In addition, the CMA and CDA measure seeks to unwind the state legislature’s compromise reached in June with the beverage industry. It would amend the state constitution to allow new local taxes on sugar-sweetened drinks.

The proposal still needs the signature of 585,407 registered voters to qualify for the 2020 ballot. Proponents have until early March 2019 to submit the signatures.

The American Beverage Association has spent millions of dollars around the country in the past decade to defeat soda tax efforts or to fight warning label requirements.

“Everyday grocery shoppers in California are struggling with affordability in the state — from housing to transportation to taxes,” the ABA said in a statement. “Rather than further driving up costs at the supermarket, we believe there is a better way for health advocates, government and California’s beverage companies to work together to help people reduce sugar consumption while at the same time protecting consumers’ pocketbooks and the small businesses that are so vital to our communities.”

Last year, California Assemblyman Richard Bloom, D-Santa Monica, introduced a statewide measure that would have taxed sugar-sweetened beverage products to fund programs in communities to reduce diabetes, obesity and heart disease, as well as dental disease.
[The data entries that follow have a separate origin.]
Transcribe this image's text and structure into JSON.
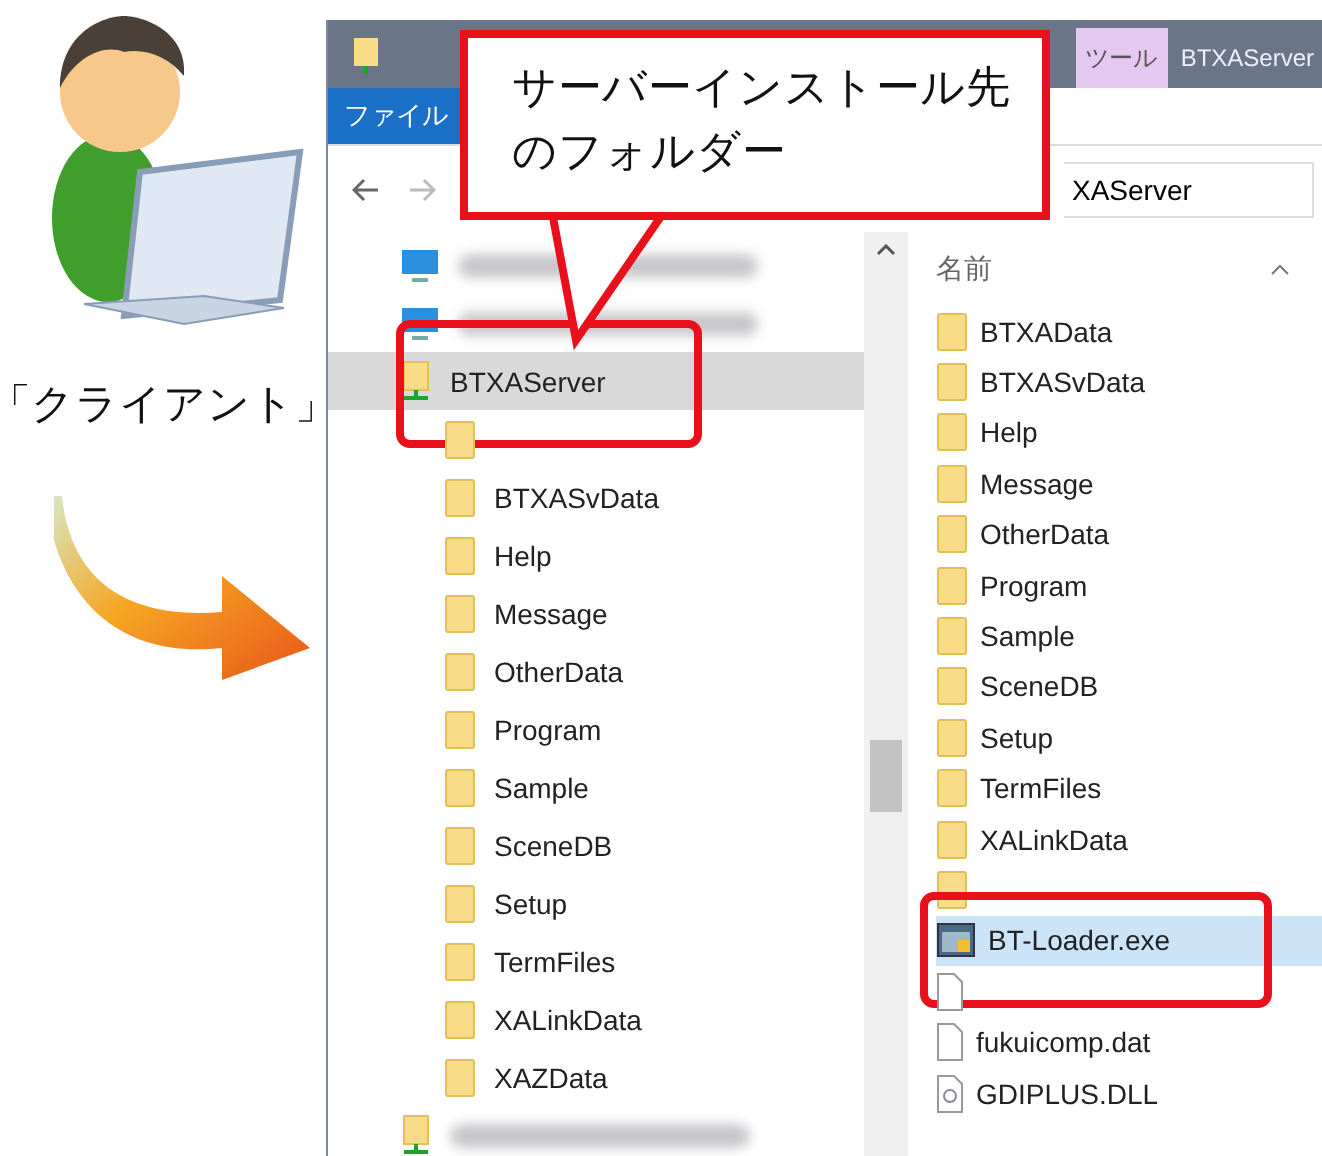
{
  "client_label": "「クライアント」",
  "callout": {
    "lines": [
      "サーバーインストール先",
      "のフォルダー"
    ]
  },
  "window": {
    "title_tabs": [
      {
        "label": "ツール",
        "kind": "context"
      },
      {
        "label": "BTXAServer",
        "kind": "plain"
      }
    ],
    "ribbon_tab": "ファイル",
    "address": "XAServer",
    "nav": [
      {
        "kind": "pc",
        "selected": false,
        "highlighted": false
      },
      {
        "kind": "pc",
        "selected": false,
        "highlighted": false
      },
      {
        "kind": "network",
        "label": "BTXAServer",
        "selected": true,
        "highlighted": true,
        "children": [
          {
            "kind": "folder"
          },
          {
            "kind": "folder",
            "label": "BTXASvData"
          },
          {
            "kind": "folder",
            "label": "Help"
          },
          {
            "kind": "folder",
            "label": "Message"
          },
          {
            "kind": "folder",
            "label": "OtherData"
          },
          {
            "kind": "folder",
            "label": "Program"
          },
          {
            "kind": "folder",
            "label": "Sample"
          },
          {
            "kind": "folder",
            "label": "SceneDB"
          },
          {
            "kind": "folder",
            "label": "Setup"
          },
          {
            "kind": "folder",
            "label": "TermFiles"
          },
          {
            "kind": "folder",
            "label": "XALinkData"
          },
          {
            "kind": "folder",
            "label": "XAZData"
          }
        ]
      },
      {
        "kind": "network",
        "selected": false,
        "highlighted": false
      }
    ],
    "column_header": "名前",
    "files": [
      {
        "kind": "folder",
        "label": "BTXAData",
        "selected": false,
        "highlighted": false
      },
      {
        "kind": "folder",
        "label": "BTXASvData",
        "selected": false,
        "highlighted": false
      },
      {
        "kind": "folder",
        "label": "Help",
        "selected": false,
        "highlighted": false
      },
      {
        "kind": "folder",
        "label": "Message",
        "selected": false,
        "highlighted": false
      },
      {
        "kind": "folder",
        "label": "OtherData",
        "selected": false,
        "highlighted": false
      },
      {
        "kind": "folder",
        "label": "Program",
        "selected": false,
        "highlighted": false
      },
      {
        "kind": "folder",
        "label": "Sample",
        "selected": false,
        "highlighted": false
      },
      {
        "kind": "folder",
        "label": "SceneDB",
        "selected": false,
        "highlighted": false
      },
      {
        "kind": "folder",
        "label": "Setup",
        "selected": false,
        "highlighted": false
      },
      {
        "kind": "folder",
        "label": "TermFiles",
        "selected": false,
        "highlighted": false
      },
      {
        "kind": "folder",
        "label": "XALinkData",
        "selected": false,
        "highlighted": false
      },
      {
        "kind": "folder",
        "selected": false,
        "highlighted": false
      },
      {
        "kind": "exe",
        "label": "BT-Loader.exe",
        "selected": true,
        "highlighted": true
      },
      {
        "kind": "file",
        "selected": false,
        "highlighted": false
      },
      {
        "kind": "file",
        "label": "fukuicomp.dat",
        "selected": false,
        "highlighted": false
      },
      {
        "kind": "dll",
        "label": "GDIPLUS.DLL",
        "selected": false,
        "highlighted": false
      }
    ]
  }
}
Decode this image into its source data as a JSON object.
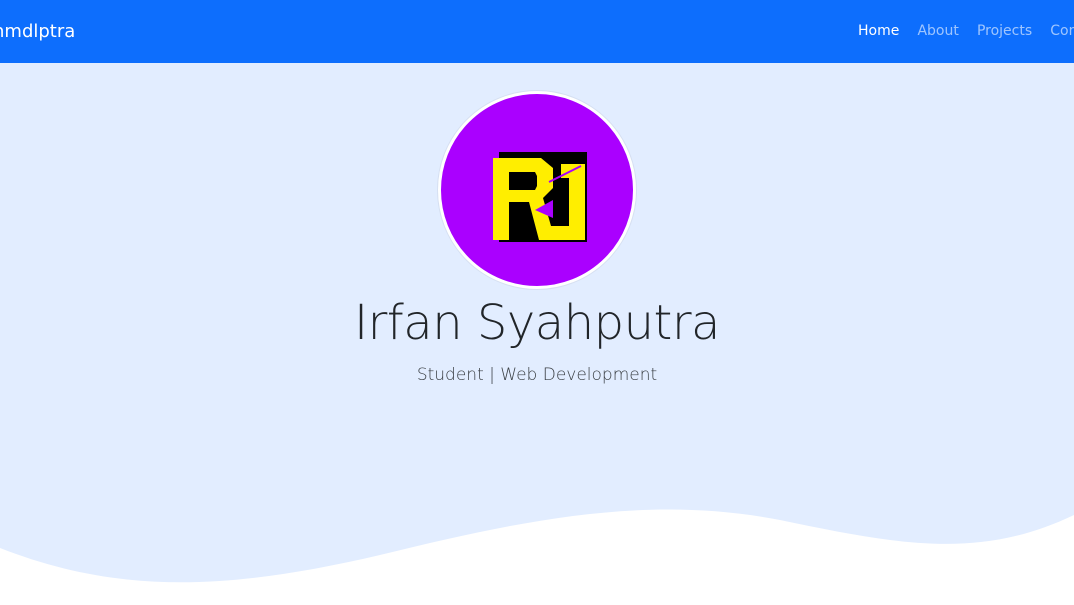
{
  "navbar": {
    "brand": "hmdlptra",
    "links": [
      {
        "label": "Home",
        "active": true
      },
      {
        "label": "About",
        "active": false
      },
      {
        "label": "Projects",
        "active": false
      },
      {
        "label": "Conta",
        "active": false
      }
    ]
  },
  "hero": {
    "avatar_icon": "logo-rs-icon",
    "name": "Irfan Syahputra",
    "subtitle": "Student | Web Development"
  },
  "colors": {
    "navbar_bg": "#0d6efd",
    "hero_bg": "#e2edff",
    "avatar_bg": "#aa00ff",
    "logo_yellow": "#ffee00"
  }
}
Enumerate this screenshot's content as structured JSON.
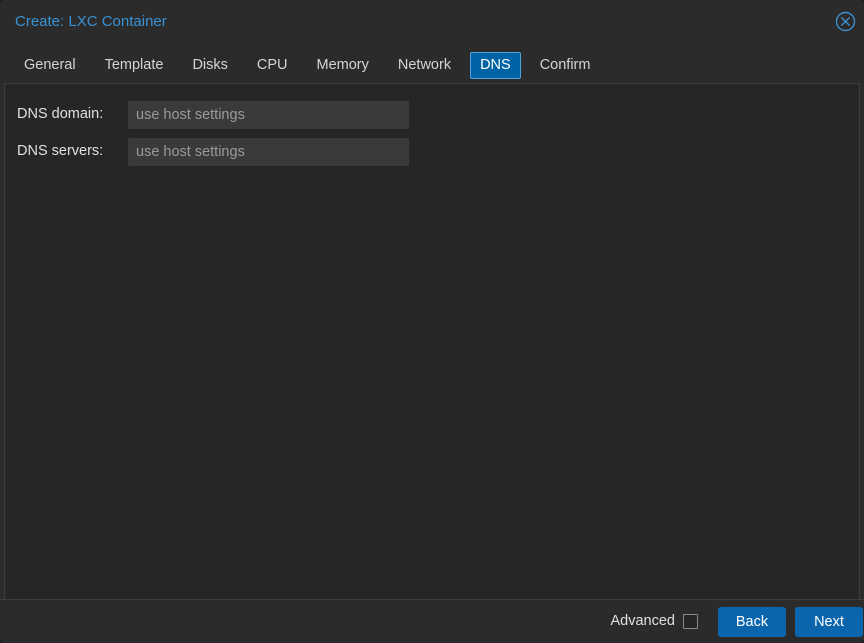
{
  "window": {
    "title": "Create: LXC Container",
    "close_icon": "close-circle-icon"
  },
  "tabs": [
    {
      "label": "General",
      "active": false
    },
    {
      "label": "Template",
      "active": false
    },
    {
      "label": "Disks",
      "active": false
    },
    {
      "label": "CPU",
      "active": false
    },
    {
      "label": "Memory",
      "active": false
    },
    {
      "label": "Network",
      "active": false
    },
    {
      "label": "DNS",
      "active": true
    },
    {
      "label": "Confirm",
      "active": false
    }
  ],
  "form": {
    "fields": [
      {
        "label": "DNS domain:",
        "value": "",
        "placeholder": "use host settings"
      },
      {
        "label": "DNS servers:",
        "value": "",
        "placeholder": "use host settings"
      }
    ]
  },
  "footer": {
    "advanced_label": "Advanced",
    "advanced_checked": false,
    "back_label": "Back",
    "next_label": "Next"
  },
  "colors": {
    "title_blue": "#3892d4",
    "accent_blue": "#0a65ad",
    "active_tab_bg": "#0063a6",
    "active_tab_border": "#4ea2de",
    "panel_bg": "#262626",
    "chrome_bg": "#2b2b2b",
    "input_bg": "#3a3a3a",
    "placeholder": "#9a9a9a"
  }
}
However, Assembly Bill 1003 failed to pass the legislature. There were also earlier attempts to tax sweet drinks statewide, but they too were defeated by the industry although the city of Berkeley passed the nation’s first tax on sugary drinks in 2014.

According to AB 1003’s analysis presented to the Assembly Health Committee last year, “California is facing a diabetes and obesity epidemic, yet spends less than any other state on prevention.” It estimates nearly 2.5 million Californians, or almost one out of every 10 people in the state, live with diabetes and another 13 million residents have what’s considered “pre-diabetes.”

At the same time, the state analysis indicated that the national obesity rate more than doubled among adults and tripled among children in the period from 1980 to 2010. It also claims the rates are higher in low-income communities.

Besides Berkeley, three other cities in San Francisco Bay area have taxes on sugary drinks, including Oakland, San Francisco and Albany. The sugary-drink taxes from the four cities combined generate an estimated $25 million annually, according to state estimates.